September 15, 2014 Leave a comment Go to comments

Ray Rice Press Conference

There is never an excuse for domestic violence.

No buts, no exceptions, no modifications; there is NEVER an excuse for domestic abuse. It baffles me that this point is even up for debate but the release of the full tape from the elevator in the Atlantic City hotel where Ray Rice stuck his then fiancee unconscious and then dragged her limb body across the floor has, quite understandably sparked new outrage. It’s also brought bizarre and disheartening pushback from those defending Rice for… reasons that are frankly beyond me.

If you’ve read any of my work here you know I speak my mind directly. More than any other topic I’ve discussed, this one has garnered the most negative commentary. That blows my mind but it’s a stark reminder to never underestimate the extent to which hatred of women is normalized and internalized in our society. Let me clear, when I say there’s no excuse for domestic violence I mean that in all of its forms, beyond a simple binary. That obviously includes men being on the receiving end, same sex relationships and transgendered couples, but the current discourse is steeped heavily in trying to find justifications for men to abuse women and maintain that power dynamic. There is absolutely no excuse for it. 

If there were a singular reason we talk about domestic violence in terms predominantly about women, it’s because the exigency of lethal threat is so much greater for them. Of all women murdered in the United States, nearly 40% were killed by a spouse or dating partner. For men that figure is between two and three percent. According to Bureau of Justice Statistics women account for 85% of all victims of intimate partner violence. Domestic violence represents life or death moments for millions, so excuse me if I am out of patience when it comes to false equivalence and strawman arguments. 

But when can we talk about elements of provocation?

There is never an excuse for domestic abuse.

Some (most notably Stephen A. Smith) in light Rice’s initial suspension and the universal reaction that it was too light based on the precedent the NFL itself had set, made the case the running back was wrong and there was never an excuse to hit a woman… BUT ” at the same time, we also have to make sure that we learn as much as we can about elements of provocation”. When you say there is never an excuse for domestic abuse, END THAT SENTENCE. Period. Full stop. 

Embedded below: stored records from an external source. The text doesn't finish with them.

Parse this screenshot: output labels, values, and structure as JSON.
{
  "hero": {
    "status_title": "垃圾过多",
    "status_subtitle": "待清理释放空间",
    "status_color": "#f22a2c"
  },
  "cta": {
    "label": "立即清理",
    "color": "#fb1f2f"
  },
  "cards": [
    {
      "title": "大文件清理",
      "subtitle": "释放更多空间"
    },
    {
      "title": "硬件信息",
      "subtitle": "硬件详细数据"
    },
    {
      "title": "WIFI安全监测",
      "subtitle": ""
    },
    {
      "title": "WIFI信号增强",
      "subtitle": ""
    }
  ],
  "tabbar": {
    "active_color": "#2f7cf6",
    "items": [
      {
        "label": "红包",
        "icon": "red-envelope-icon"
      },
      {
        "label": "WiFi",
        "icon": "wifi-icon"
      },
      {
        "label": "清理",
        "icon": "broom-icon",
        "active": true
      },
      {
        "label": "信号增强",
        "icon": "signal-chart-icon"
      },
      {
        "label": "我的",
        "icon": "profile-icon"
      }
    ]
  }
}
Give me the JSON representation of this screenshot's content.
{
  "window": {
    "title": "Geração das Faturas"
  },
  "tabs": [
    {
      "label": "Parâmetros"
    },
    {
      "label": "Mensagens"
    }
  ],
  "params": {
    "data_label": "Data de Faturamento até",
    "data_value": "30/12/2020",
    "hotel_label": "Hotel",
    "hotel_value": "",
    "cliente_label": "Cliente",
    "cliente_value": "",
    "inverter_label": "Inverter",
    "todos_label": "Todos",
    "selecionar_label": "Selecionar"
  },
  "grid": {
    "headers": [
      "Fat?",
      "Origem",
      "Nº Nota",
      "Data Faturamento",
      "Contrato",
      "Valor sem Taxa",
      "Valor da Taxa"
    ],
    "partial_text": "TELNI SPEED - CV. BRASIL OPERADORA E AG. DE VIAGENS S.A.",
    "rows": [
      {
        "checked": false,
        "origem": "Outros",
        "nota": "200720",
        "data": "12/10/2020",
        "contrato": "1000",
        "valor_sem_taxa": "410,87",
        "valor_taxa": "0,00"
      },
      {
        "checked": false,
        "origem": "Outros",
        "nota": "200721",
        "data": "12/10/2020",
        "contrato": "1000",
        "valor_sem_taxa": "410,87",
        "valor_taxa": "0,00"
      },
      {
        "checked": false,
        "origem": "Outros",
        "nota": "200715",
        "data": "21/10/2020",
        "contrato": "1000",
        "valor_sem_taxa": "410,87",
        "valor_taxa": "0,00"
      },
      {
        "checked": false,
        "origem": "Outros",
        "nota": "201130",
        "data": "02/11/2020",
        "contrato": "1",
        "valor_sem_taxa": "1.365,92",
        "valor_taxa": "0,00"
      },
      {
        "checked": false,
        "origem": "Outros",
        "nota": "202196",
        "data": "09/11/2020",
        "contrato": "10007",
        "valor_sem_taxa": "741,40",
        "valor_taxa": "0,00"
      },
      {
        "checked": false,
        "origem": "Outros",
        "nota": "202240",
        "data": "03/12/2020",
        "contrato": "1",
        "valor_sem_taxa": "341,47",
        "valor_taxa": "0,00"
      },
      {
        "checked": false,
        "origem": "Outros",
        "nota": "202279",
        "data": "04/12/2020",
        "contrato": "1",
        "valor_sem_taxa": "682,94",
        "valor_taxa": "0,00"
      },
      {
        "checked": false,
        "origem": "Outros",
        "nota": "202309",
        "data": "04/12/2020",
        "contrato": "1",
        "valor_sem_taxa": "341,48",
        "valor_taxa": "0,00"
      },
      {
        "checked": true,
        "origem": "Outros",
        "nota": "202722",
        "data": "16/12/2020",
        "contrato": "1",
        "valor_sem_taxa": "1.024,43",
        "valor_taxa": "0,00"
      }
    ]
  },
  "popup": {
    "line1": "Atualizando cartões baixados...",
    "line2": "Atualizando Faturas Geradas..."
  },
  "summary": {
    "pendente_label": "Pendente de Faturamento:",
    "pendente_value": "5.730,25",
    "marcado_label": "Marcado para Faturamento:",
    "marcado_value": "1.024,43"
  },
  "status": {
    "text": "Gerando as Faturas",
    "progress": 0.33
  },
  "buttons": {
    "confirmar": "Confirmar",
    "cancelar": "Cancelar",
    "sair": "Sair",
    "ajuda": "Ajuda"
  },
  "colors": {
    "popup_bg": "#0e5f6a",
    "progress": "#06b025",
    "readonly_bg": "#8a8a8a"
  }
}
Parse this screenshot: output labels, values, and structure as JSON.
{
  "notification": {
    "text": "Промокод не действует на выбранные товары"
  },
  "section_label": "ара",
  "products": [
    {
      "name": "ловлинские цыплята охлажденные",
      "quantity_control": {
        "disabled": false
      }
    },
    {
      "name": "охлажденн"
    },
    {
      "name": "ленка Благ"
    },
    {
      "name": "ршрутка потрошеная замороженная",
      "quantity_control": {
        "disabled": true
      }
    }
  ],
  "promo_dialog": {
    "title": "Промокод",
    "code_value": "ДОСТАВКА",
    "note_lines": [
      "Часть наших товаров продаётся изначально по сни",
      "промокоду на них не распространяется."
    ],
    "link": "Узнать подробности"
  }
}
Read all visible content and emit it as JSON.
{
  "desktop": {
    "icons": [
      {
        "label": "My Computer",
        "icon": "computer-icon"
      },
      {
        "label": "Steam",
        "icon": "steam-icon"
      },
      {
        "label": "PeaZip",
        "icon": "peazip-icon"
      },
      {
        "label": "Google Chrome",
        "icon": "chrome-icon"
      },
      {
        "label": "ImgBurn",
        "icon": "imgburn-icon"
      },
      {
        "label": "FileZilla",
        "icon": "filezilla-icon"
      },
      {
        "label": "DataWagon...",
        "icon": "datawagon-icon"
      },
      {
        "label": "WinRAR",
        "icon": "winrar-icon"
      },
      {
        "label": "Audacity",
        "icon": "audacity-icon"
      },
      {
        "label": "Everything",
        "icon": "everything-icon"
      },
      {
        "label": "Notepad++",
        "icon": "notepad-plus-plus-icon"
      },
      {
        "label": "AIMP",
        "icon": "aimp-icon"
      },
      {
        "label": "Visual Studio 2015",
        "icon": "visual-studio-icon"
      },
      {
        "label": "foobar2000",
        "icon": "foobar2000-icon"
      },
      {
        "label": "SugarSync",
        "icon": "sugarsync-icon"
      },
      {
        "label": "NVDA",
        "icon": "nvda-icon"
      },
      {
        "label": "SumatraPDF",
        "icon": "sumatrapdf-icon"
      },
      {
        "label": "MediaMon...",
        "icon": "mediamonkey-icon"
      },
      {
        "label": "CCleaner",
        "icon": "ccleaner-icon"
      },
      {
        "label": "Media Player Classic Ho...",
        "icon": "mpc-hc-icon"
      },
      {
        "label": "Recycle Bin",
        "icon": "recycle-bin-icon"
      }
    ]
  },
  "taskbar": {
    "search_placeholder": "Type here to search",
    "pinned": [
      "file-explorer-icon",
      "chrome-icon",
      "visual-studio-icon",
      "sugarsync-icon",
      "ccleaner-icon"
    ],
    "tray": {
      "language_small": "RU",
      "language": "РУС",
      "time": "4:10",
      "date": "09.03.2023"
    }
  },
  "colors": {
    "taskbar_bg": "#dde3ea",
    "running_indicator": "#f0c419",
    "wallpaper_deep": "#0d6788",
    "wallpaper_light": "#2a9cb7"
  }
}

You can’t say there is not an excuse for something, then in the very next breath offer up an excuse. It doesn’t work that way. Too often, we try to explain away abuse because the woman must have something. She must have said something, or provoked him into doing it. The practice of victim blaming is entrenched in patriarchy and will do everything it can to defend that power dynamic, but there is no excuse for domestic violence. It strikes a nerve for a great number of people, and it’s so much easier to want to believe than recognizing the depths of our moral failure, but we need to call it out as plainly as possible. 

What about women beating up men?

There is never an excuse for domestic abuse.

This goes across the board, whether it be man-on-woman, woman-on-man, woman-on-woman, etc. Here’s a simple rule: don’t put your hands on people. I’m not invaliding male victims of domestic abuse, and according to the CDC more than one-in-four men have experienced violence, rape or stalking by an intimate partner. It’s a serious issue, and one that is stigmatized and underreported as it is. Too often though, the question is wielded as a derailing tactic to stop the conversation from happening. When I say domestic violence is wrong, I mean domestic violence is wrong. This means it is wrong for men to be abused as well. Don’t be this guy.

Why isn’t anyone talking about Hope Solo? Why is there so much hypocrisy going on here?

There is never an excuse for domestic abuse.

If you can find one article, tweet, or sound bite from anyone defending Hope Solo it would be the first one I’ve seen. This seemingly out of nowhere became the false equivalence du jour in this story, similar to the nonsensical trope of Black-on-Black crime that was trotted out in the aftermath of Mike Brown’s killing. It also ignores several facts and the larger context of reality, but I suppose that’s not too surprising. Hope Solo is accused of assaulting her sister and nephew this summer. She has denied the charges and is still playing pending the legal process. Ray Rice was suspended for two games with video evidence and an admission of striking his then-fiancée. It was only after the full video was released to the public that he was cut and lost his sponsorships. 

Why is the outrage different? Ray Rice is an NFL player, Hope Solo plays women’s soccer. One is the biggest sport in this country, the other we (barely) pay attention to once every four years, if that. There hasn’t been national coverage of MMA fighter War Machine (legal name) who was accused of domestic violence in August, because that’s still a niche sport. There is only passing reference to Floyd Mayweather’s history of domestic assault and he is the most famous boxer in the world. The NFL is a public trust, and when the incidents seem to spiral one after the other like they have for the league there should be no surprise that it is covered differently.

This is still the league where Jovan Belcher ended up shooting his girlfriend and himself two years ago, and post-mortem analysis discovered signs of CTE brain damage which has been increasingly linked to the dangers of football and resulting in the violent deaths and erratic behavior of several former players. Context matters, and in the words of Katie McDonough’s article in Salon, “asking, ‘where’s the outrage’ might make for a strong headline, but it entirely misses the point of the current cultural reckoning around the NFL and domestic violence. Treating these cases as the same thing might be ‘equal,’ but it’s certainly not justice.” 

Justice is what I don’t want to lose sight of here. This conversation has used the framework of Ray Rice’s suspension, but domestic violence is obviously far larger and insidious than just the NFL. It is a part of our culture, and one we don’t speak of nearly enough because it’s so close to home. That domestic part of the distinction leads to many people suffering in silence and that’s why this conversation is so important. There is NEVER an excuse for domestic violence, and there is none for us not to do everything we can as a society to eradicate it.